Innovative nanocompounds for cutaneous administration of classical antifungal drugs: a systematic review
Published in Journal of Dermatological Treatment, 2019
Rafael Silva Santos, Kahynna Cavalcante Loureiro, Polyana Santos Rezende, Luciana Nalone Andrade, Raquel de Melo Barbosa, Antonello Santini, Ana Cláudia Santos, Classius Ferreira da Silva, Eliana Barbosa Souto, Damião Pergentino de Sousa, Ricardo Guimarães Amaral, Patrícia Severino
Commonly used classical formulations for topical administration of miconazole have not demonstrated efficiency for deep-seated fungal infections.
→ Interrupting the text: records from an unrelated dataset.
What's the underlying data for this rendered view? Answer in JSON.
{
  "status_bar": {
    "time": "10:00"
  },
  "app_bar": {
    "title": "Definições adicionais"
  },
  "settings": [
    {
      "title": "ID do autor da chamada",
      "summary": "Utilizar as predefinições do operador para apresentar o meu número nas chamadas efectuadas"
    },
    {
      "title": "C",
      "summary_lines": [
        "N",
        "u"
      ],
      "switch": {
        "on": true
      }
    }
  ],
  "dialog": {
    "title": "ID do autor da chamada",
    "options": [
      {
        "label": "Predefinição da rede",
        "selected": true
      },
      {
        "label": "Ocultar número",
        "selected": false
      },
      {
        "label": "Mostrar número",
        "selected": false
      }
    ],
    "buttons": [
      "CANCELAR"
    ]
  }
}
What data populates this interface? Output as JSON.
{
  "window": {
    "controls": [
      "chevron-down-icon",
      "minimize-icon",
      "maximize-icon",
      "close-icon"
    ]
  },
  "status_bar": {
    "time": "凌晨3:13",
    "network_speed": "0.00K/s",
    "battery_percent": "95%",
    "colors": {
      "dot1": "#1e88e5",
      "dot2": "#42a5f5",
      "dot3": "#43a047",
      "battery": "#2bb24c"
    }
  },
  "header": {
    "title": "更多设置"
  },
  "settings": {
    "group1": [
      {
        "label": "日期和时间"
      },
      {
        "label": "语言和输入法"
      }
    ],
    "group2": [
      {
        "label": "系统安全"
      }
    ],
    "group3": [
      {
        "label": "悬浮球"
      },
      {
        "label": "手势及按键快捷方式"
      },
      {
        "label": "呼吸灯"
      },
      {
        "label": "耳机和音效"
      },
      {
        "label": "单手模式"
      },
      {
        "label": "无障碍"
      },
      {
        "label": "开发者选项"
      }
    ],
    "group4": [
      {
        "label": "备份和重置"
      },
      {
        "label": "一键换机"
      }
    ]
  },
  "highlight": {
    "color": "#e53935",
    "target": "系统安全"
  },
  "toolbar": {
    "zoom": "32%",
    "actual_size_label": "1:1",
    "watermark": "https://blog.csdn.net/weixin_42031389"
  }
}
In this context, Pandit et al. (53) prepared ultraflexible liposomes and compared them with conventional liposomes containing miconazole for topical application. The in vitro skin permeation using rat skin was evaluated and suggested liposomal formulations may contribute to the enhanced penetration of drug within the subcutaneous barrier. An in vivo study using albino rats with induced cutaneous candidiasis presented higher antifungal activity for ultraflexible liposomal (89%), compared to traditional liposomes (45%) and to plain drug solution (33%). The prepared ultraflexible liposomes were able to quickly improve the localized drug action in the skin. It offers a better option to manage the deep-seated fungal infections, due to the higher capacity of ultraflexible liposomal formulation to cross the skin, carry and deliver the therapeutic agents into the subcutaneous layers (53).